Depuis le mois de Juin 2017, un conflit de compétence oppose l’Université de Bangui à la Faculté Privée de Droit Walombé que j’ai la mission de conduire depuis 2006 sur autorisation du Ministre chargé de l’Enseignement Supérieur. Les principales victimes de cette confrontation sont des dizaines de Centrafricains et Centrafricaines ayant obtenu leur Licence en Droit à la Faculté Privée de Droit Walombé (ci-dessous nommée Walombé) et dont les inscriptions en Master à l’Université de Bangui connaissent un blocage du fait de leur origine académique. Les prétentions des services de l’Université de Bangui en charge de ce dossier se fondent sur une Décision rectorale  du 27 Avril 2006 portant réglementation des conditions de délivrance par l’Université de Bangui des diplômes universitaires dans les établissements privés.

Nous avons de ce fait, demandé et obtenu une audience auprès du Recteur de l’Université de Bangui le 29 Juin 2017. Nous avons alors cru que les échanges francs, objectifs et constructifs que nous avions eus mettraient un terme à ce conflit naissant. Mais il n’en est rien. Nous avons quand même ouvert pendant trois jours, nos portes et nos archives à une délégation venue de l’Université de Bangui envoyée sans ordre de mission.
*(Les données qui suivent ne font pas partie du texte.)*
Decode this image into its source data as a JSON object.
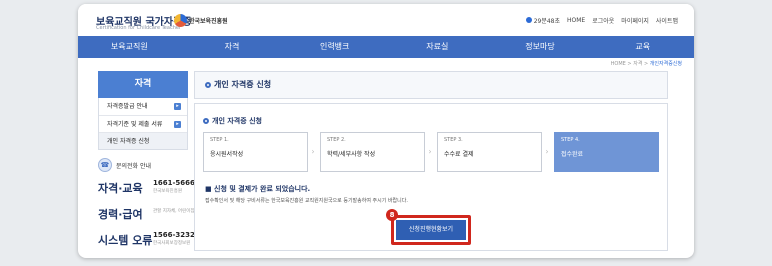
{
  "header": {
    "logo_main": "보육교직원 국가자격증",
    "logo_sub": "Certification for Childcare Teacher",
    "org_name": "한국보육진흥원",
    "top_links": [
      "29분48초",
      "HOME",
      "로그아웃",
      "마이페이지",
      "사이트맵"
    ]
  },
  "main_nav": [
    "보육교직원",
    "자격",
    "인력뱅크",
    "자료실",
    "정보마당",
    "교육"
  ],
  "breadcrumb": [
    "HOME",
    "자격",
    "개인자격증신청"
  ],
  "sidebar": {
    "title": "자격",
    "items": [
      {
        "label": "자격증발급 안내",
        "arrow": "▸"
      },
      {
        "label": "자격기준 및 제출 서류",
        "arrow": "▸"
      },
      {
        "label": "개인 자격증 신청",
        "arrow": ""
      }
    ],
    "phone_title": "문의전화 안내",
    "contacts": [
      {
        "label": "자격·교육",
        "number": "1661-5666",
        "sub": "한국보육진흥원"
      },
      {
        "label": "경력·급여",
        "number": "",
        "sub": "관할 지자체, 어린이집"
      },
      {
        "label": "시스템 오류",
        "number": "1566-3232",
        "sub": "한국사회보장정보원"
      }
    ]
  },
  "content": {
    "title": "개인 자격증 신청",
    "section_title": "개인 자격증 신청",
    "steps": [
      {
        "num": "STEP 1.",
        "name": "응시원서작성"
      },
      {
        "num": "STEP 2.",
        "name": "학력/세부사항 작성"
      },
      {
        "num": "STEP 3.",
        "name": "수수료 결제"
      },
      {
        "num": "STEP 4.",
        "name": "접수완료"
      }
    ],
    "done_title": "■ 신청 및 결제가 완료 되었습니다.",
    "done_desc": "접수확인서 및 해당 구비서류는 한국보육진흥원 교직원지원국으로 등기발송하여 주시기 바랍니다.",
    "view_button": "신청진행현황보기",
    "badge": "8"
  },
  "colors": {
    "nav_blue": "#3e6cc0",
    "highlight_red": "#d0271d",
    "active_step": "#6f95d6"
  }
}
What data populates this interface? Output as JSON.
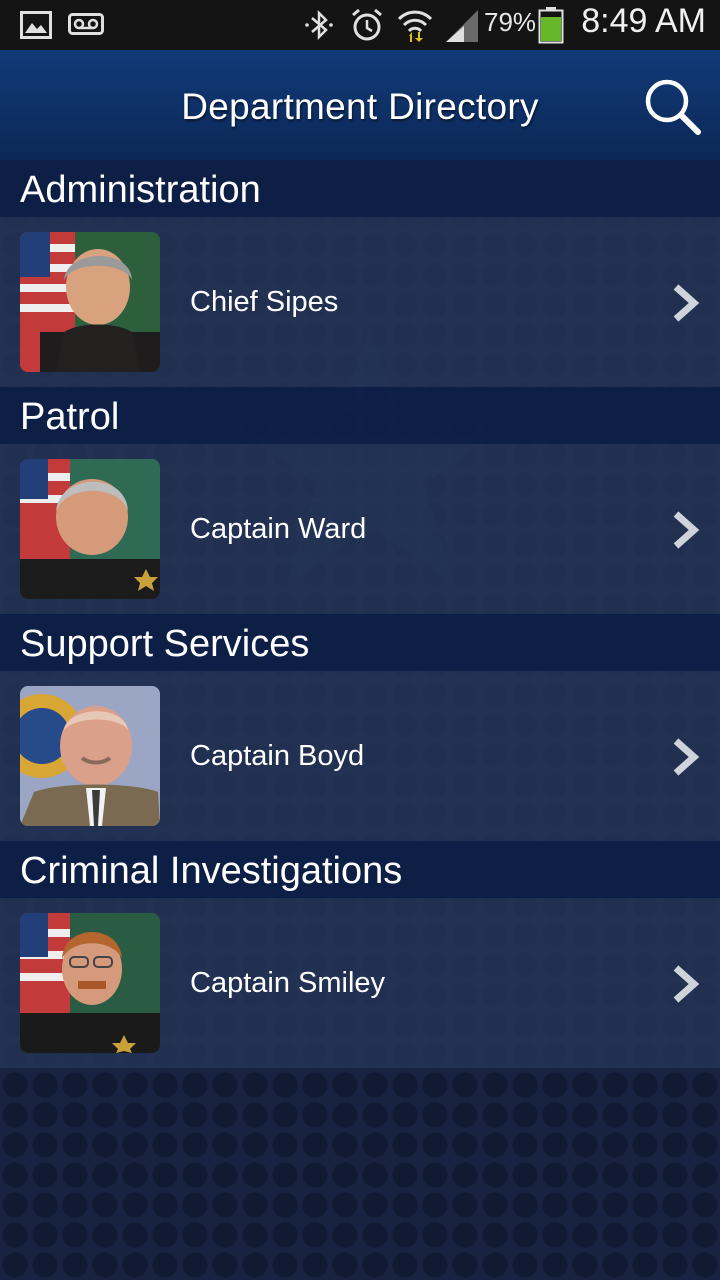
{
  "status_bar": {
    "battery_percent": "79%",
    "time": "8:49 AM",
    "icons": [
      "image-icon",
      "voicemail-icon",
      "bluetooth-icon",
      "alarm-icon",
      "wifi-icon",
      "signal-icon",
      "battery-icon"
    ]
  },
  "header": {
    "title": "Department Directory",
    "search_icon": "search-icon"
  },
  "sections": [
    {
      "title": "Administration",
      "contact": {
        "name": "Chief Sipes",
        "photo": "photo-chief-sipes"
      }
    },
    {
      "title": "Patrol",
      "contact": {
        "name": "Captain Ward",
        "photo": "photo-captain-ward"
      }
    },
    {
      "title": "Support Services",
      "contact": {
        "name": "Captain Boyd",
        "photo": "photo-captain-boyd"
      }
    },
    {
      "title": "Criminal Investigations",
      "contact": {
        "name": "Captain Smiley",
        "photo": "photo-captain-smiley"
      }
    }
  ],
  "colors": {
    "header": "#123a78",
    "section_header": "#0e2048",
    "row": "#263658",
    "background": "#16223f"
  }
}
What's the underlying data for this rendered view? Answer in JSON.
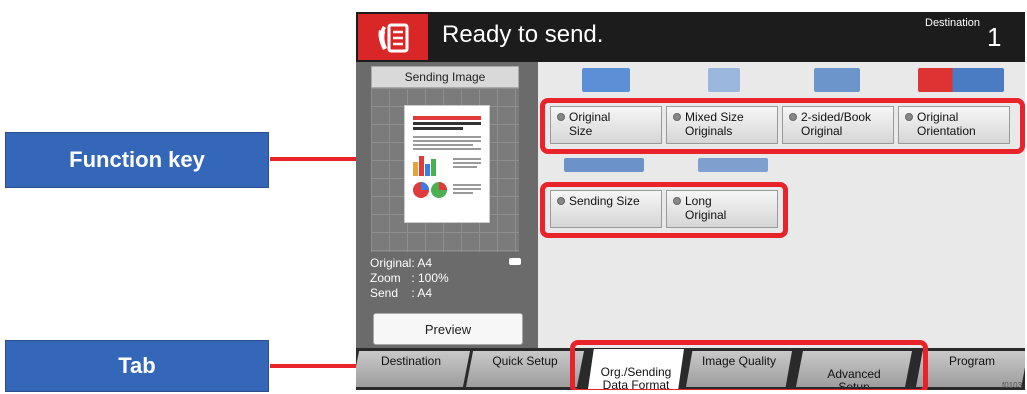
{
  "topbar": {
    "status_text": "Ready to send.",
    "destination_label": "Destination",
    "destination_count": "1",
    "icon": "send-document-icon"
  },
  "preview": {
    "header": "Sending Image",
    "info": [
      {
        "key": "Original",
        "value": ": A4"
      },
      {
        "key": "Zoom",
        "value": ": 100%"
      },
      {
        "key": "Send",
        "value": ": A4"
      }
    ],
    "preview_button": "Preview",
    "thumbnail_title": "Everything more faster about 99% and easier"
  },
  "functions": {
    "row1": [
      {
        "label": "Original\nSize"
      },
      {
        "label": "Mixed Size\nOriginals"
      },
      {
        "label": "2-sided/Book\nOriginal"
      },
      {
        "label": "Original\nOrientation"
      }
    ],
    "row2": [
      {
        "label": "Sending Size"
      },
      {
        "label": "Long\nOriginal"
      }
    ]
  },
  "tabs": [
    {
      "label": "Destination"
    },
    {
      "label": "Quick Setup"
    },
    {
      "label": "Org./Sending\nData Format",
      "active": true
    },
    {
      "label": "Image Quality"
    },
    {
      "label": "Advanced\nSetup"
    },
    {
      "label": "Program"
    }
  ],
  "callouts": {
    "function_key": "Function key",
    "tab": "Tab"
  },
  "caption": "f0103",
  "colors": {
    "callout_blue": "#3567b8",
    "highlight_red": "#e8232a",
    "icon_red": "#d92727",
    "topbar_black": "#1c1c1c"
  }
}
Était ce, une mission de contrôle, d’étude ou d’information ?  Tout ce que nous savons, c’est qu’à la date d’aujourd’hui, la Direction des Affaires Académiques et de la Coopération de l’Université de Bangui, la DAAC, a fait parvenir au Président de la Faculté Privée de Droit Walombé un document intitulé Décision n°527/R/VR/SG/DAAC/SSE.06 du 27 Avril 2006 portant réglementation des conditions de délivrance par l’Université de Bangui des diplômes universitaires dans les établissements privés. Le n°527 peut prêter à confusion car écrit à la  main et le document plusieurs fois photocopié. Dans tous les cas, hormis ce fait de détail, cette décision est  entachée de vices de forme et de fond. En effet, aucune disposition de la Loi de libéralisation ne donne pouvoir à l’Université de Bangui de gérer et contrôler les établissements privés du Supérieur. Le contenu de la Décision sus mentionnée est conçu d’autorité, et ne peut être opposé à la  Faculté Privée de Droit Walombé qui n’est pas un département de l’Université de Bangui.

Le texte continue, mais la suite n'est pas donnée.